Sold as Venclyxto in Europe, Venclexta is an oral therapy approved for certain blood cancers, including acute myeloid leukemia, but it does not have regulatory clearance for treating multiple myeloma.

It works by suppressing the activity of BCL-2, a protein that certain cancer cells come to depend on for survival. BCL-2 helps the cells avoid a cell death pathway called apoptosis, and by blocking it, Venclexta allows apoptosis to occur.

Around 20% of multiple myeloma patients carry a genetic abnormality called t(11;14) that caan result in BCL-2 overproduction. Latest Phase 3 clinical trial data showed certain signs of efficacy in patients with this genetic mutation.

Yet, not all patients have myeloma cells that depend on BCL-2 to survive, and as such, these aren’t expected to respond as well to Venclexta.

Now, scientists wanted to find ways of boosting Venclexta’s efficacy for that group to make it of broader benefit. They were particularly interested in epigenetic modifiers that can induce a state of BCL-2 dependence in cancer cells, making them more vulnerable to Venclexta.

Epigenetic modifiers are molecules that add chemical tags to DNA to alter gene activity without changing the genetic sequence.

The team performed a screen of epigenetic modifiers that might be able to do this, evaluating whether they enhanced Venclexta’s cancer-killing abilities in lab-grown myeloma cells that were not BCL-2 dependent to begin with.

Results showed that 5-aza, a known epigenetic modifier, boosted Venclexta’s myeloma-killing abilities in several types of myeloma cells, even in those where Venclexta alone had little to no efficacy.

The treatment duo also effectively killed myeloma cells isolated from patients regardless of the stage of myeloma, including those at a high risk of disease progression and who previously received multiple lines of therapies.
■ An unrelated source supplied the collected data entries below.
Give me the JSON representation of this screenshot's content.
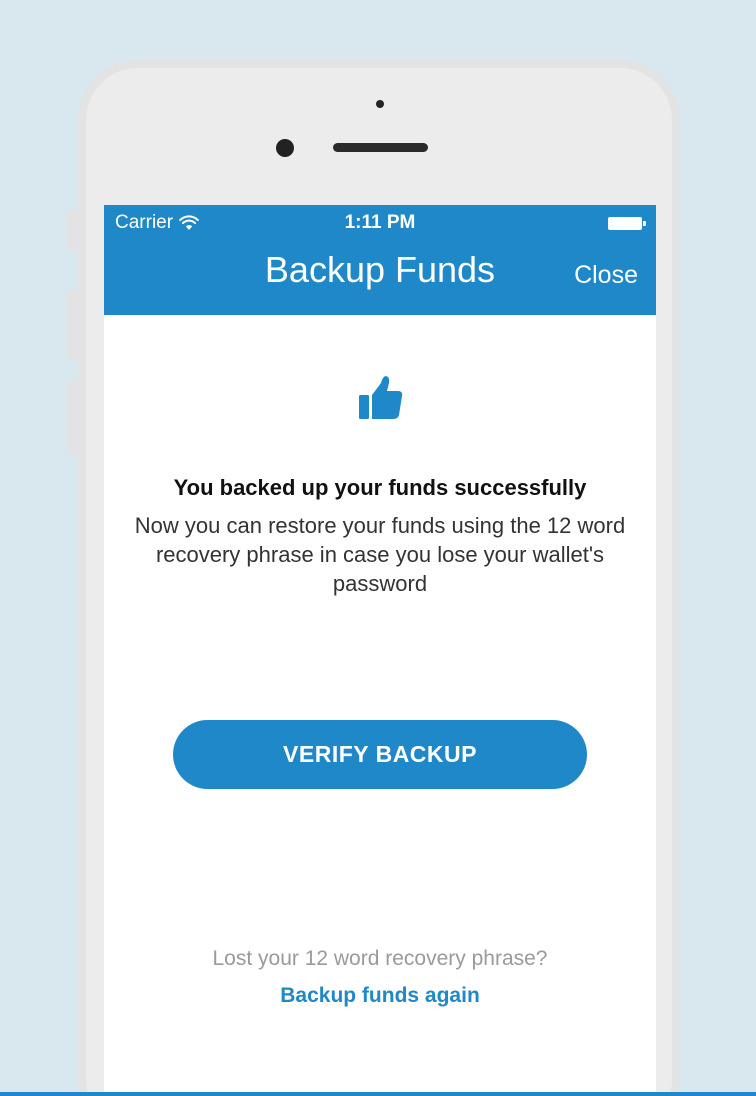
{
  "status_bar": {
    "carrier": "Carrier",
    "time": "1:11 PM",
    "icons": [
      "wifi-icon",
      "battery-icon"
    ]
  },
  "header": {
    "title": "Backup Funds",
    "close_label": "Close"
  },
  "main": {
    "icon": "thumbs-up-icon",
    "success_title": "You backed up your funds successfully",
    "success_description": "Now you can restore your funds using the 12 word recovery phrase in case you lose your wallet's password",
    "verify_button_label": "VERIFY BACKUP",
    "lost_phrase_text": "Lost your 12 word recovery phrase?",
    "backup_again_link": "Backup funds again"
  },
  "colors": {
    "accent": "#1e88c8",
    "background": "#d9e7ee",
    "phone_frame": "#ececec"
  }
}
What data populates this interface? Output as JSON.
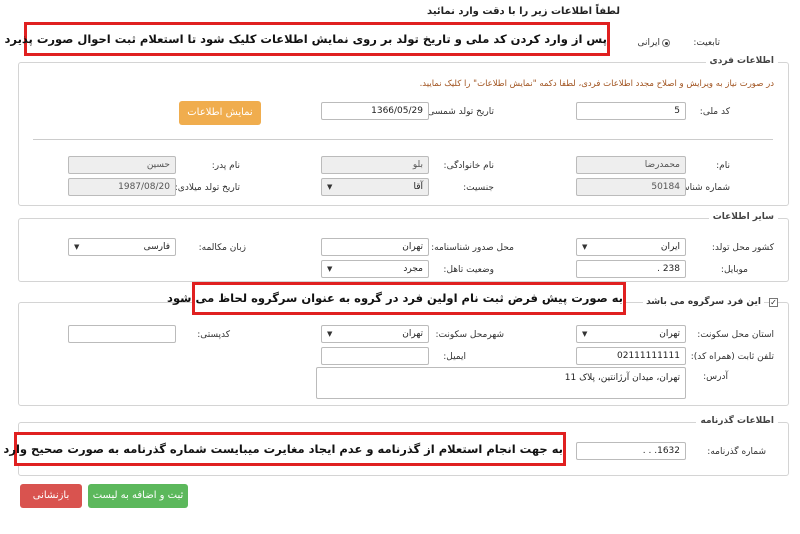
{
  "page": {
    "title": "لطفاً اطلاعات زیر را با دقت وارد نمائید"
  },
  "nationality": {
    "label": "تابعیت:",
    "option": "ایرانی"
  },
  "personal": {
    "legend": "اطلاعات فردی",
    "hint": "در صورت نیاز به ویرایش و اصلاح مجدد اطلاعات فردی، لطفا دکمه \"نمایش اطلاعات\" را کلیک نمایید.",
    "national_code_label": "کد ملی:",
    "national_code_value": "5",
    "birth_date_label": "تاریخ تولد شمسی:",
    "birth_date_value": "1366/05/29",
    "show_info_button": "نمایش اطلاعات",
    "first_name_label": "نام:",
    "first_name_value": "محمدرضا",
    "last_name_label": "نام خانوادگی:",
    "last_name_value": "بلو",
    "father_name_label": "نام پدر:",
    "father_name_value": "حسین",
    "id_number_label": "شماره شناسنامه:",
    "id_number_value": "50184",
    "gender_label": "جنسیت:",
    "gender_value": "آقا",
    "gregorian_birth_label": "تاریخ تولد میلادی:",
    "gregorian_birth_value": "1987/08/20"
  },
  "other": {
    "legend": "سایر اطلاعات",
    "birth_country_label": "کشور محل تولد:",
    "birth_country_value": "ایران",
    "id_issue_place_label": "محل صدور شناسنامه:",
    "id_issue_place_value": "تهران",
    "language_label": "زبان مکالمه:",
    "language_value": "فارسی",
    "mobile_label": "موبایل:",
    "mobile_value": "238 .",
    "marital_label": "وضعیت تاهل:",
    "marital_value": "مجرد"
  },
  "group_head": {
    "checkbox_label": "این فرد سرگروه می باشد",
    "province_label": "استان محل سکونت:",
    "province_value": "تهران",
    "city_label": "شهرمحل سکونت:",
    "city_value": "تهران",
    "postal_label": "کدپستی:",
    "postal_value": "",
    "phone_label": "تلفن ثابت (همراه کد):",
    "phone_value": "02111111111",
    "email_label": "ایمیل:",
    "email_value": "",
    "address_label": "آدرس:",
    "address_value": "تهران، میدان آرژانتین، پلاک 11"
  },
  "passport": {
    "legend": "اطلاعات گذرنامه",
    "number_label": "شماره گذرنامه:",
    "number_value": "1632. . ."
  },
  "buttons": {
    "submit": "ثبت و اضافه به لیست",
    "back": "بازنشانی"
  },
  "callouts": {
    "top": "پس از وارد کردن کد ملی و تاریخ تولد بر روی نمایش اطلاعات کلیک شود تا استعلام ثبت احوال صورت پذیرد",
    "middle": "به صورت پیش فرض ثبت نام اولین فرد در گروه به عنوان سرگروه لحاظ می شود",
    "bottom": "به جهت انجام استعلام از گذرنامه و عدم ایجاد مغایرت میبایست شماره گذرنامه به صورت صحیح وارد شود"
  },
  "colors": {
    "accent_orange": "#f0ad4e",
    "success_green": "#5cb85c",
    "danger_red": "#d9534f",
    "callout_border": "#e02020"
  }
}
Mechanistically, 5-aza appeared to promote the production of NOXA, a protein involved in apoptosis via a signaling pathway called the integrated stress response. This left the cells more sensitive to Venclexta treatment.

Steroid treatments such as dexamethasone are commonly added to myeloma treatment regimens. Adding dexamethasone to the Venclexta/5-aza combo did not significantly increase myeloma cell death, but did lead to significantly increased death of certain immune cells that play a role in fighting cancer.

“This data would suggest that a steroid has little therapeutic benefit, as it did not enhance the [multiple myeloma] cell killing, but it may enhance the killing of immune cells, potentially limiting immune cells’ capacity to kill tumor cells,” the researchers wrote.

Altogether, the findings suggest that the Venclexta/5-aza combo regimen may be beneficial to a broad range of multiple myeloma patients irrespective of t(11;14) mutation status and disease stage, and that the duo should be used without steroids.

The study was funded by the Leukemia Research Foundation, Breakthrough Cancer Research, and AbbVie, which markets Venclexta.